5. Know of any websites of companies that are currently hiring EMT-Bs at Entry level?

Thanx a lot for reading, any additional information that would help me in beginning my career would be greatly appreciated.

Be Safe. ^_^


----------



## 94H (Jun 18, 2011)

Where in NY?


----------



## romy184 (Jun 18, 2011)

94H said:


> Where in NY?


I live in the city area (Bronx)


----------



## 94H (Jun 18, 2011)

I know that Senior Care is big in the Bronx so I would see if they have any openings. There are a ton of IFT companies in NYC and a bunch of 911 companies also. Just off of the top of my head Senior Care, Transcare, Hunter. I know 46Young talks about NS-LIJ hiring EMTs and there are positions posted on their website. 
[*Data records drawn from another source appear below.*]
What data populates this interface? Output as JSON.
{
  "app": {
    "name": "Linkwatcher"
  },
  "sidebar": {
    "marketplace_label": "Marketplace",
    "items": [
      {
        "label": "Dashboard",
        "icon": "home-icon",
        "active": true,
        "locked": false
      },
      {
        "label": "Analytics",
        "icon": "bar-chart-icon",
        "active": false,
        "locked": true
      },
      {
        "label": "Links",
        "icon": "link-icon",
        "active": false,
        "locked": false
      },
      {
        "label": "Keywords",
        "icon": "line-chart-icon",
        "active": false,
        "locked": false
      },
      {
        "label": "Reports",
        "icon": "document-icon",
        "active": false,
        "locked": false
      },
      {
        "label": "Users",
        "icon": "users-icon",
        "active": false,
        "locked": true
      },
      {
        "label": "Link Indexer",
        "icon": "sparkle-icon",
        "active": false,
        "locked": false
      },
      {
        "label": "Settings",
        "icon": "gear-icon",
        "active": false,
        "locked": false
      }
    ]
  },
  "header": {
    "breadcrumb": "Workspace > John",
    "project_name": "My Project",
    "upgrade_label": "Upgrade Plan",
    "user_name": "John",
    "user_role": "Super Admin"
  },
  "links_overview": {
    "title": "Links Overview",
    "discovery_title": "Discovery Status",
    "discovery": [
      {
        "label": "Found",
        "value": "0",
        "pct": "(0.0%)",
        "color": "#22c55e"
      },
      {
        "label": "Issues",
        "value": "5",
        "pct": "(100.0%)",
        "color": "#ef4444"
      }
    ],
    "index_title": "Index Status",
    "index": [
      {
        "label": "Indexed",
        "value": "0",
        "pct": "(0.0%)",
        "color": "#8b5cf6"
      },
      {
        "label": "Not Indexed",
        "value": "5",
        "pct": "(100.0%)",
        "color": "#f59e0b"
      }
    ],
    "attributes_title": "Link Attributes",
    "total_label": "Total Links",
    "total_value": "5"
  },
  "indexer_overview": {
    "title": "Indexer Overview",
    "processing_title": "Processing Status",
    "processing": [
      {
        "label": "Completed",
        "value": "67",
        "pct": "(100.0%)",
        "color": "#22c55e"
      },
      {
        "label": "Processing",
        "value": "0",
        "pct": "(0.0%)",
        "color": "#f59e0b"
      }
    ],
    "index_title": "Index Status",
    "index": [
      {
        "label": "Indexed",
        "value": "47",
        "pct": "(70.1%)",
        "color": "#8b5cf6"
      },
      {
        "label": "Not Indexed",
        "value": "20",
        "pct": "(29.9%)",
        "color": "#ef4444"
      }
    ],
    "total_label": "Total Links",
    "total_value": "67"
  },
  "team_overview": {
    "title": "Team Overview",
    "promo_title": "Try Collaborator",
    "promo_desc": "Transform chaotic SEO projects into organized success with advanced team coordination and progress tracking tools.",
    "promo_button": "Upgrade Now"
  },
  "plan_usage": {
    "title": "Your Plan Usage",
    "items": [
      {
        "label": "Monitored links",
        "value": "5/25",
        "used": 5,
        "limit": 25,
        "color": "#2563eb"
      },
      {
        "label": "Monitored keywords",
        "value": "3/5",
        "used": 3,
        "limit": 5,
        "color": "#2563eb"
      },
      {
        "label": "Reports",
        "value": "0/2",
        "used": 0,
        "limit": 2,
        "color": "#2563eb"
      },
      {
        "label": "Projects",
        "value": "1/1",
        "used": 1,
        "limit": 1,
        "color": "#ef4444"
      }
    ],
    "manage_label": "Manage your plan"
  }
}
You could try to get on with a volley squad, or you could look up in Westchester to see if any of the squads or companies up there are hiring. I know some of the volly squads hire people to work for times that they cannot fill shifts


----------



## romy184 (Jun 19, 2011)

94H said:


> I know that Senior Care is big in the Bronx so I would see if they have any openings. There are a ton of IFT companies in NYC and a bunch of 911 companies also. Just off of the top of my head Senior Care, Transcare, Hunter. I know 46Young talks about NS-LIJ hiring EMTs and there are positions posted on their website.
> 
> You could try to get on with a volley squad, or you could look up in Westchester to see if any of the squads or companies up there are hiring. I know some of the volly squads hire people to work for times that they cannot fill shifts


Thanks for the help... I really appreciate it!


----------



## firecoins (Jun 20, 2011)

Citywide, Transcare, Senior Care and Lifeline are all in the Bronx.

Empress is in Yonkers.


----------



## EMT4.0 (Jun 20, 2011)

*Need Job*

I am looking for an EMT-B job in or near the Antelope Valley. Is there anyone out there that can help me?


----------



## MD2BE (Sep 22, 2013)

romy184 said:


> Hey everybody. I just became an EMT-B in New York State recently, and i am looking for some pointers that can put me in the right path to begin my career... I have some questions that i would appreciate if you guys can answer for me.
> 
> :huh:
> 1. Where should I begin?
> ...


did you have any luck? I am also looking for my first gig so to speak lol
any tips?


----------